A propósito, nessa linha tem a doutrina majoritária se posicionado, no sentido de quando preenchidos os requisitos da união estável (ostentabilidade, publicidade, ânimo de constituir família), e presente a boa-fé de um dos parceiros, serem aplicáveis por analogia as regras do casamento putativo (cf. Álvaro Villaça Azevedo, Flávio Tartuce, Francisco José Cahali, José Fernando Simão, Rodrigo da Cunha Pereira e Zeno Veloso).
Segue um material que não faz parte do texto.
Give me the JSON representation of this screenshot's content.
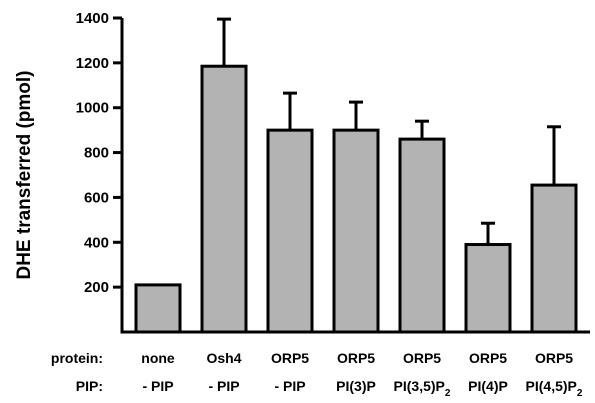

Para além disso, edifica-se uma nova discussão sobre a natureza jurídica do concubinato (relações não eventuais de pessoas impedidas de casar), referido pelo art. 1.727 do Código Civil, a sabê-lo tipificado ou não na moldura de uma entidade familiar (atípica), quando presentes os mesmos requisitos da união estável e sob a égide do valor jurídico da afetividade (“affectio maritalis”). No ponto, “a jurisprudência do STJ e do STF é sólida em não reconhecer como união estável a relação concubinária não eventual, simultânea ao casamento, quando não estiver provada a separação de fato ou de direito do parceiro casado”. (STJ – 4ª Turma, REsp. 1096539/RS, Rel. Min. Luis Felipe Salomão, j. em 27/03/2012).
Certo é, porém, que tendo o núcleo familiar contemporâneo por escopo a busca da realização dos seus integrantes, vale dizer a busca da felicidade, (REsp 1157273/ RN) o paralelismo de uniões afetivas (poliamorismo) deve ser encarado, no plano existencial dos fatos, sob a égide de famílias consolidadas a merecerem, umas e outras, a tutela estatal, como acentuou a decisão do TJPE.
A pedra de toque da consolidação concorrente, a toda evidência, atrai o reconhecimento de uniões estáveis simultâneas e a devida proteção jurídica de ambas.
Assim, o direito não deve pretender juridicamente desconstituir fatos da vida que se sobrepõem iniludíveis.